8.6.De eerste vraag die de rechtbank moet beantwoorden is of eiser de beschikking had over de gedraging. De rechtbank is van oordeel dat verweerders terecht hebben gesteld dat eiser kon beschikken over of de gedraging zou plaatsvinden. De overtreding houdt immers direct verband met de wijze waarop de woning wordt gebruikt in verband met de woonfunctie. Een woningeigenaar kan in de regel beschikken over een dergelijk gebruik van zijn woning, ook als hij deze heeft verhuurd. Dat kan hij bijvoorbeeld doen door in een overeenkomst bepalingen daarover op te nemen. Ook eiser had als eigenaar van de woning in dit opzicht beschikkingsmacht over dat gebruik van de woning.10

8.7.De tweede vraag die de rechtbank moet beantwoorden is of eiser de overtreding ook heeft aanvaard. Naar het oordeel van de rechtbank hebben verweerders niet aangetoond dat eiser de overtreding zou hebben aanvaard. Verweerder stellen dat eiser de woning heeft verhuurd via een website voor toeristische verhuur en werpen eiser tegen dat hij geen specifieke afspraken heeft gemaakt met de huurder. Uit de uitspraak van de ABRvS van 24 januari 202411, waar verweerders zich op beroepen, vloeit echter niet direct voort dat als de verhuurder geen afspraken over de verhuur en het houden van toezicht op die verhuur maakt, hij de overtreding aanvaardt.
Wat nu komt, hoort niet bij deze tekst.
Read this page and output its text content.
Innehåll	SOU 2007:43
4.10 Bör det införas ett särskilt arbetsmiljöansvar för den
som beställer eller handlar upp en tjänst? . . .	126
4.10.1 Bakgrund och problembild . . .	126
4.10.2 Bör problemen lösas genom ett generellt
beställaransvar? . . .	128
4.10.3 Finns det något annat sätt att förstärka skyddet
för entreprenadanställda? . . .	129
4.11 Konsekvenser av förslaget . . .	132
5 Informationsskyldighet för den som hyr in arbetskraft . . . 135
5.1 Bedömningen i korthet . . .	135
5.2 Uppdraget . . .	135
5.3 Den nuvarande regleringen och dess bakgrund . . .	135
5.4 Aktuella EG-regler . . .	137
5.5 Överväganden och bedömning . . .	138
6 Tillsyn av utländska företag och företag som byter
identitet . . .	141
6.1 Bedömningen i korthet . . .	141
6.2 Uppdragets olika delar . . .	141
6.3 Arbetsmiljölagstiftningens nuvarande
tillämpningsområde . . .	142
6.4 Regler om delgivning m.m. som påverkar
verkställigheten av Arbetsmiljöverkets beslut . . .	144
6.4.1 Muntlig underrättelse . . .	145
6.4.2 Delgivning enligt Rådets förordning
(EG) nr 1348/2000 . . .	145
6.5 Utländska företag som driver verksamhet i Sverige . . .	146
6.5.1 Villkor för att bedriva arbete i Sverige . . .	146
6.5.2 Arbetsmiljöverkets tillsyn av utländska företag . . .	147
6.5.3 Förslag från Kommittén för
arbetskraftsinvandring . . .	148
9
Om te beoordelen of eiser de zorg heeft betracht die van hem kon worden gevergd met het oog op het voorkomen van de overtreding, moeten alle feiten en omstandigheden worden meegewogen.

Dat eiser de sleutel onbeheerd onder de plantenbak heeft neergelegd en dus niet fysiek heeft overgedragen, maakt naar oordeel van de rechtbank niet dat eiser de overtreding heeft aanvaard. Ook als eiser de sleutel fysiek aan de heer [naam 2] zou hebben overgedragen, had de overtreding kunnen plaatsvinden. Uit het eerdere contact dat eiser met de heer [naam 2] heeft gehad bleken immers geen aanwijzingen om te veronderstellen dat er illegale activiteiten in de woning zouden plaatsvinden. Daarnaast zijn er geen concrete aanwijzingen dat eiser ervan op de hoogte was of moest zijn dat in zijn woning vier sekswerkers verbleven en prostitutiewerkzaamheden werden verricht. Niet gebleken is dat er aanwijzingen waren voor eiser die aanleiding gaven om onrechtmatig gebruik van de woning te vermoeden.12 Zo waren er geen klachten van buren of andere indicaties dat er een overtreding in de woning plaatsvond. Dit werd pas duidelijk nadat de toezichthouder een controle had uitgevoerd. Verder speelt mee dat de woning maar voor enkele dagen werd verhuurd – de controle vond plaats op de vierde dag van verhuur – en dat eiser, nadat bekend werd dat er sprake was van een overtreding, de overtreding direct heeft laten beëindigen. Eiser heeft meteen actie ondernomen om de sekswerkers uit zijn woning te krijgen door zijn vader en zus naar de woning te sturen. De overtreding kon daardoor niet herhaald of voortgezet worden.13 De stelling dat eiser meer toezicht had moeten houden dan hij heeft gedaan kan de rechtbank niet volgen, omdat zoals hiervoor overwogen er geen aanwijzingen waren dat er een overtreding zou plaatsvinden.

8.8.Verweerders hebben eiser ten onrechte als functioneel dader aangemerkt. Dat betekent dat hem ten onrechte een last onder dwangsom is opgelegd. Gelet hierop behoeven de overige standpunten van eiser geen bespreking meer.